In his address to the Guyana Manufacturing and Services Association’s (GMSA) annual awards ceremony, he said that decision was grounded in a deliberate policy position not to engage in inefficient government consumption but focus on long-term economic growth, prosperity and competitiveness. “There are some hard choices that are involved in these decisions because investing in the things that matter for the long term are not necessarily the things that are most popular in the short term,” he said.
His comments come as Guyanese wait to see if the Irfaan Ali administration would announce another universal cash grant.
The President’s election campaign hint of a payout before Christmas was further backed up by Vice President Bharrat Jagdeo’s reassurances that the government would stick to its promises.
The People’s National Congress Reform-led A Partnership for National Unity (APNU) and the main opposition We Invest in Nationhood (WIN) have been intensifying calls for the president to keep his campaign promise.
Dr Singh ruled out the government allowing the economy to tank for the sake of delivering merely on short term gains.
Instead, he told the business community that the focus is balancing the short term and long term goals of fiscal sustainability such as prudent debt management. “We recognise, of course, the importance of meeting immediate term, near term needs but we will not compromise the long term well-being, long term health and well-being and prosperity of our country,” he said.

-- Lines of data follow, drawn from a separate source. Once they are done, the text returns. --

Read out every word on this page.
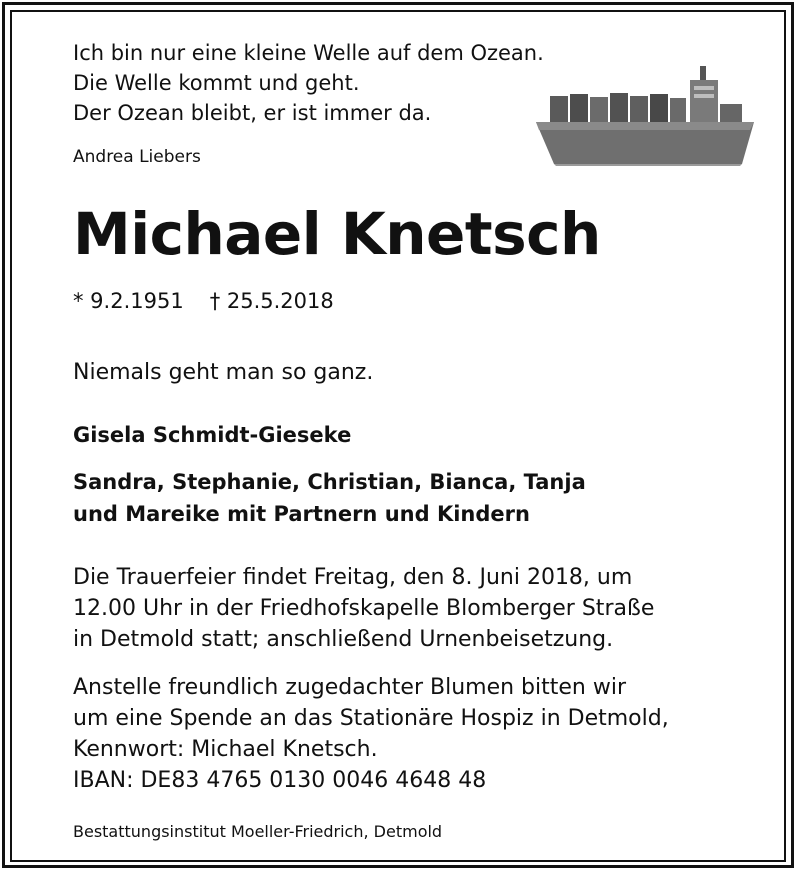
Ich bin nur eine kleine Welle auf dem Ozean.
Die Welle kommt und geht.
Der Ozean bleibt, er ist immer da.
Andrea Liebers
Michael Knetsch
* 9.2.1951 † 25.5.2018
Niemals geht man so ganz.
Gisela Schmidt-Gieseke
Sandra, Stephanie, Christian, Bianca, Tanja
und Mareike mit Partnern und Kindern
Die Trauerfeier findet Freitag, den 8. Juni 2018, um
12.00 Uhr in der Friedhofskapelle Blomberger Straße
in Detmold statt; anschließend Urnenbeisetzung.
Anstelle freundlich zugedachter Blumen bitten wir
um eine Spende an das Stationäre Hospiz in Detmold,
Kennwort: Michael Knetsch.
IBAN: DE83 4765 0130 0046 4648 48
Bestattungsinstitut Moeller-Friedrich, Detmold
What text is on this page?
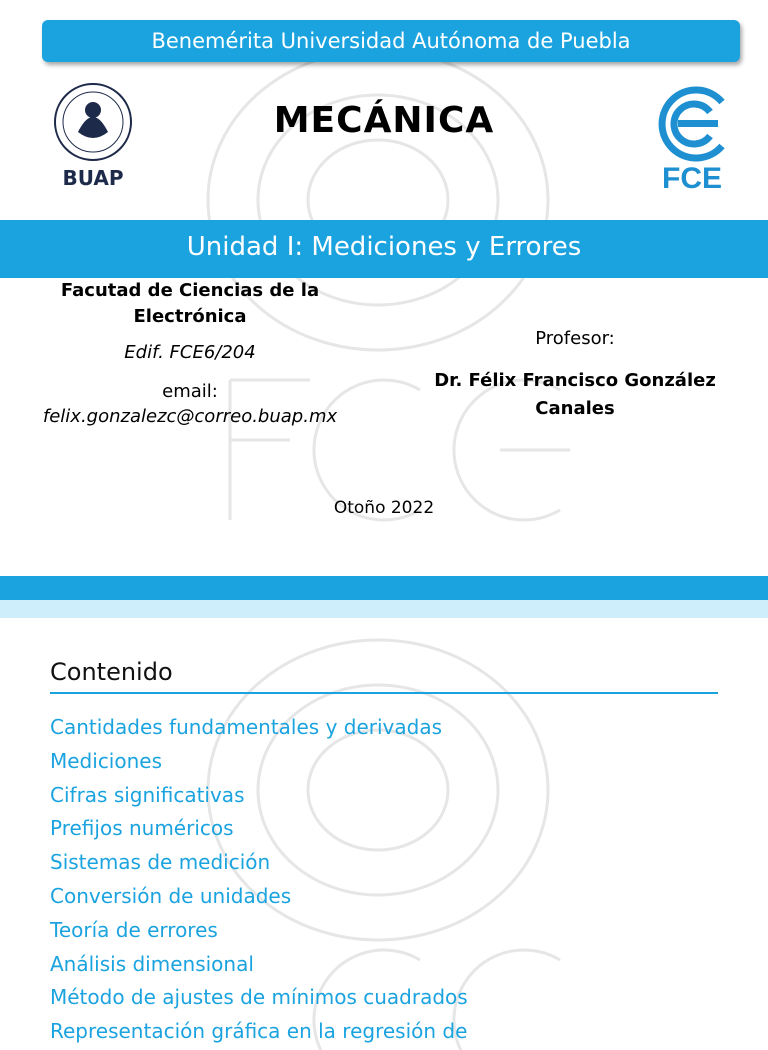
Benemérita Universidad Autónoma de Puebla
BUAP
MECÁNICA
FCE
Unidad I: Mediciones y Errores
Facutad de Ciencias de la Electrónica
Edif. FCE6/204
email:
felix.gonzalezc@correo.buap.mx
Profesor:
Dr. Félix Francisco González Canales
Otoño 2022
Contenido
Cantidades fundamentales y derivadas
Mediciones
Cifras significativas
Prefijos numéricos
Sistemas de medición
Conversión de unidades
Teoría de errores
Análisis dimensional
Método de ajustes de mínimos cuadrados
Representación gráfica en la regresión de
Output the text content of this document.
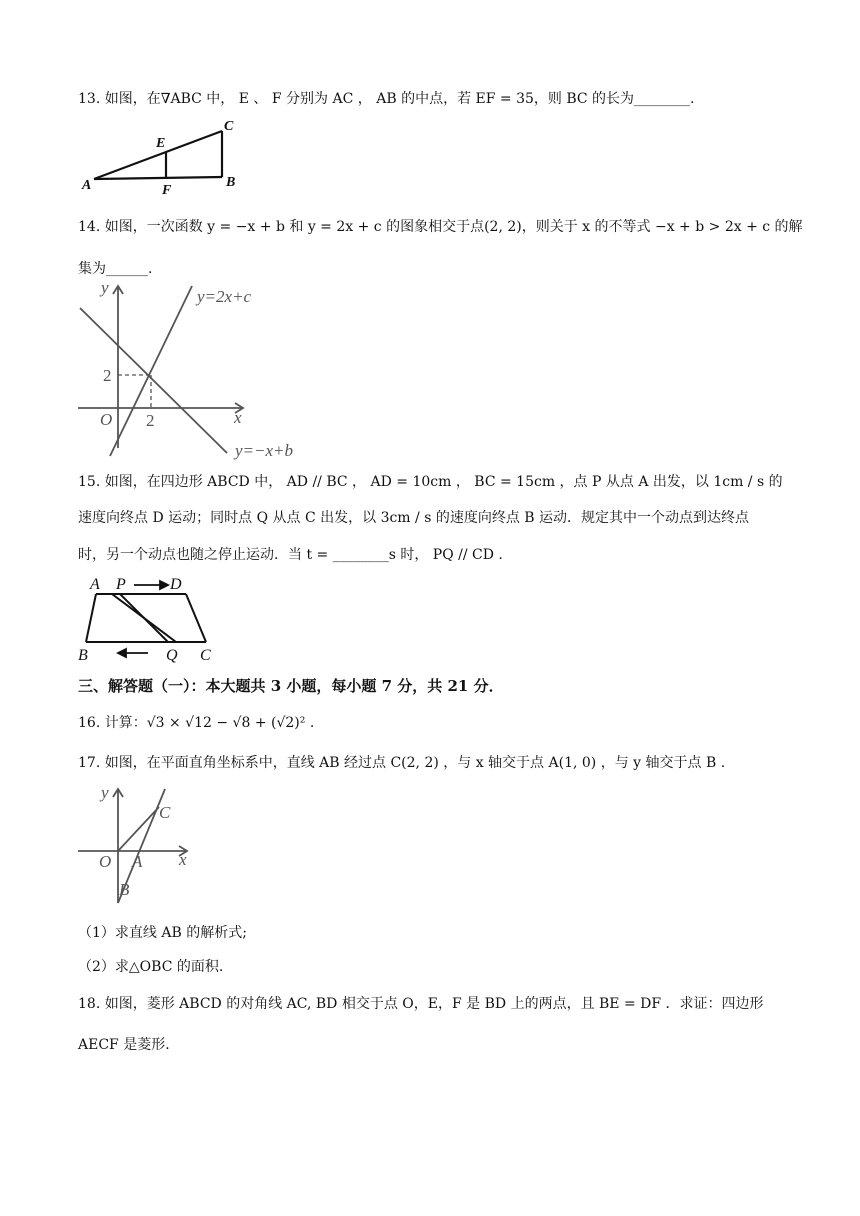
13. 如图，在∇ABC 中， E 、 F 分别为 AC ， AB 的中点，若 EF = 35，则 BC 的长为________.
A	B
C
E
F
14. 如图，一次函数 y = −x + b 和 y = 2x + c 的图象相交于点(2, 2)，则关于 x 的不等式 −x + b > 2x + c 的解
集为______.
y
x
O
y=2x+c
y=−x+b
2
2
15. 如图，在四边形 ABCD 中， AD // BC ， AD = 10cm ， BC = 15cm ，点 P 从点 A 出发，以 1cm / s 的
速度向终点 D 运动；同时点 Q 从点 C 出发，以 3cm / s 的速度向终点 B 运动．规定其中一个动点到达终点
时，另一个动点也随之停止运动．当 t = ________s 时， PQ // CD .
A P	D
B	Q C
三、解答题（一）：本大题共 3 小题，每小题 7 分，共 21 分．
16. 计算：√3 × √12 − √8 + (√2)² .
17. 如图，在平面直角坐标系中，直线 AB 经过点 C(2, 2) ，与 x 轴交于点 A(1, 0) ，与 y 轴交于点 B .
y
x
O A
B
C
（1）求直线 AB 的解析式;
（2）求△OBC 的面积.
18. 如图，菱形 ABCD 的对角线 AC, BD 相交于点 O，E，F 是 BD 上的两点，且 BE = DF ．求证：四边形
AECF 是菱形.
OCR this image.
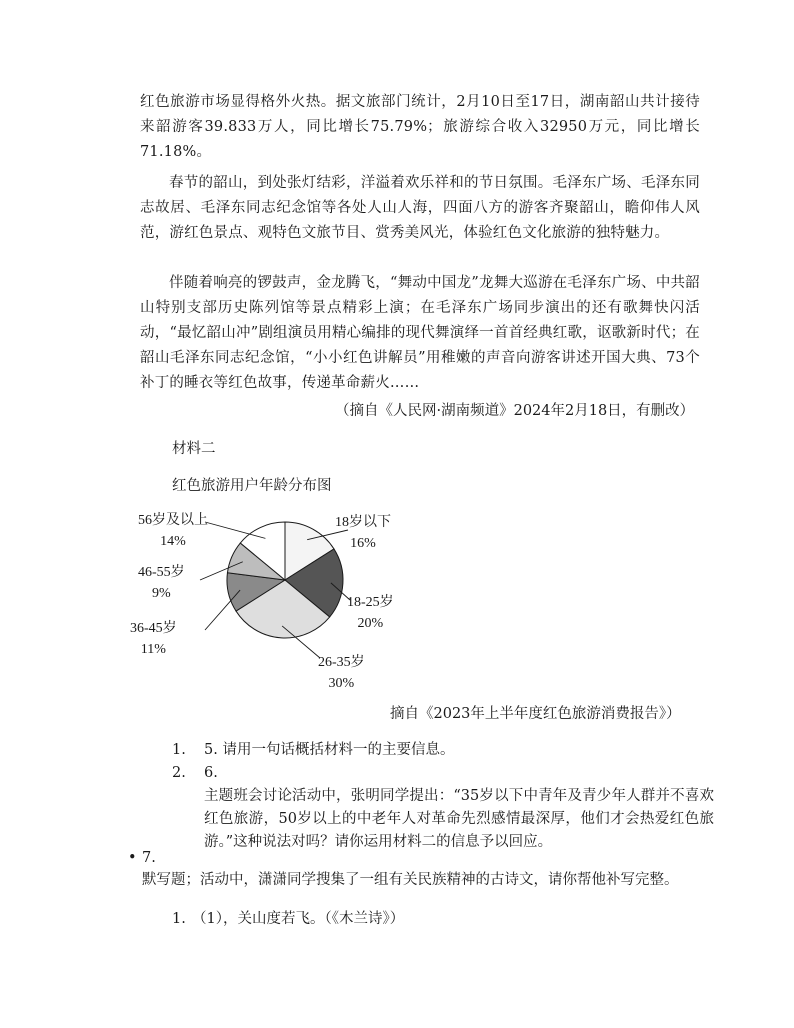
红色旅游市场显得格外火热。据文旅部门统计，2月10日至17日，湖南韶山共计接待来韶游客39.833万人，同比增长75.79%；旅游综合收入32950万元，同比增长71.18%。
春节的韶山，到处张灯结彩，洋溢着欢乐祥和的节日氛围。毛泽东广场、毛泽东同志故居、毛泽东同志纪念馆等各处人山人海，四面八方的游客齐聚韶山，瞻仰伟人风范，游红色景点、观特色文旅节目、赏秀美风光，体验红色文化旅游的独特魅力。
伴随着响亮的锣鼓声，金龙腾飞，“舞动中国龙”龙舞大巡游在毛泽东广场、中共韶山特别支部历史陈列馆等景点精彩上演；在毛泽东广场同步演出的还有歌舞快闪活动，“最忆韶山冲”剧组演员用精心编排的现代舞演绎一首首经典红歌，讴歌新时代；在韶山毛泽东同志纪念馆，“小小红色讲解员”用稚嫩的声音向游客讲述开国大典、73个补丁的睡衣等红色故事，传递革命薪火……
（摘自《人民网·湖南频道》2024年2月18日，有删改）
材料二
红色旅游用户年龄分布图
18岁以下
16%
18-25岁
20%
26-35岁
30%
36-45岁
11%
46-55岁
9%
56岁及以上
14%
摘自《2023年上半年度红色旅游消费报告》）
1. 5. 请用一句话概括材料一的主要信息。
2. 6.
主题班会讨论活动中，张明同学提出：“35岁以下中青年及青少年人群并不喜欢红色旅游，50岁以上的中老年人对革命先烈感情最深厚，他们才会热爱红色旅游。”这种说法对吗？请你运用材料二的信息予以回应。
• 7.
默写题；活动中，潇潇同学搜集了一组有关民族精神的古诗文，请你帮他补写完整。
1. （1），关山度若飞。（《木兰诗》）
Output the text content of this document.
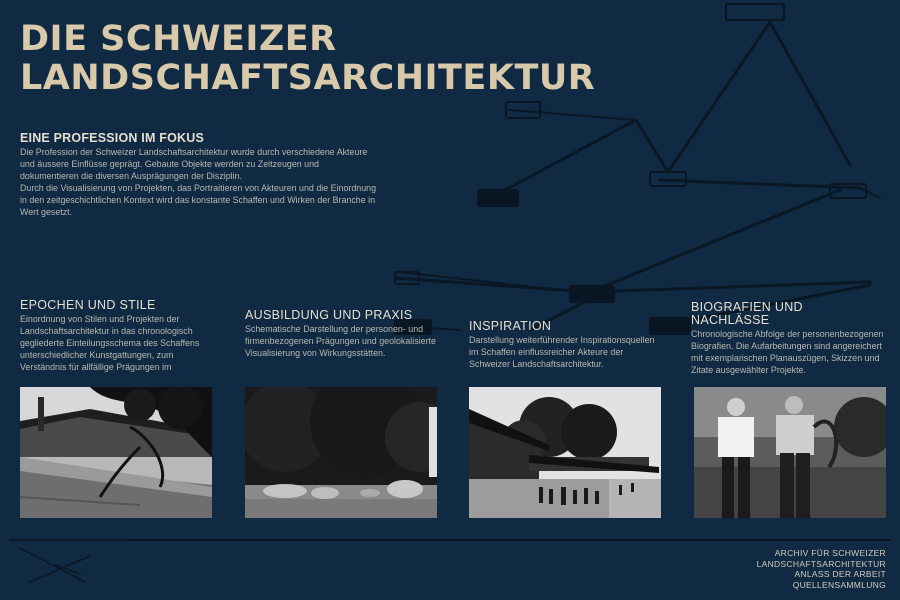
DIE SCHWEIZER
LANDSCHAFTSARCHITEKTUR
EINE PROFESSION IM FOKUS

Die Profession der Schweizer Landschaftsarchitektur wurde durch verschiedene Akteure und äussere Einflüsse geprägt. Gebaute Objekte werden zu Zeitzeugen und dokumentieren die diversen Ausprägungen der Disziplin.

Durch die Visualisierung von Projekten, das Portraitieren von Akteuren und die Einordnung in den zeitgeschichtlichen Kontext wird das konstante Schaffen und Wirken der Branche in Wert gesetzt.

EPOCHEN UND STILE

Einordnung von Stilen und Projekten der Landschaftsarchitektur in das chronologisch gegliederte Einteilungsschema des Schaffens unterschiedlicher Kunstgattungen, zum Verständnis für allfällige Prägungen im

AUSBILDUNG UND PRAXIS

Schematische Darstellung der personen- und firmenbezogenen Prägungen und geolokalisierte Visualisierung von Wirkungsstätten.

INSPIRATION

Darstellung weiterführender Inspirationsquellen im Schaffen einflussreicher Akteure der Schweizer Landschaftsarchitektur.

BIOGRAFIEN UND NACHLÄSSE

Chronologische Abfolge der personenbezogenen Biografien. Die Aufarbeitungen sind angereichert mit exemplarischen Planauszügen, Skizzen und Zitate ausgewählter Projekte.

ARCHIV FÜR SCHWEIZER
LANDSCHAFTSARCHITEKTUR
ANLASS DER ARBEIT
QUELLENSAMMLUNG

Earlier this month, Dr Singh declined to say whether the government will cut its expenditure in the 2026 national budget due to declining oil prices. The 2025 mid-year economic report states that “crude oil prices are anticipated to come in 15.7 percent below the 2024 level, to average US$68 per barrel in 2025, lower than the US$71.9 per barrel projected at the time of preparing budget 2025.”
In tracing back Guyana’s recent economic history, the finance minister said the debt to GDP (gross domestic product) ratio has moved from more than 600 percent in 1990 to 38 percent in 2020 before oil was produced and 24.3 percent last year.
As a result, he said Guyana was now one of the least indebted countries globally.
Dr Singh added that Guyana is one of very few countries globally that has saved sufficient money in its sovereign wealth fund to pay off its external debt and “still have cash remaining.”
Latest official Bank of Guyana figures show that the Natural Resources Fund has US$3,635,067,908.12.
The finance ministry says Guyana’s total external debt up to the end of 2024 was US$2,239 billion and is projected to be US3,773 billion at the end of 2025.
“That’s a very, very rare circumstance to be in that notwithstanding that we are utilising revenues generated by the oil and gas sector to implement an accelerated public investment programme, that we have still managed to accumulate enough savings to exceed our country’s external debt,” he said.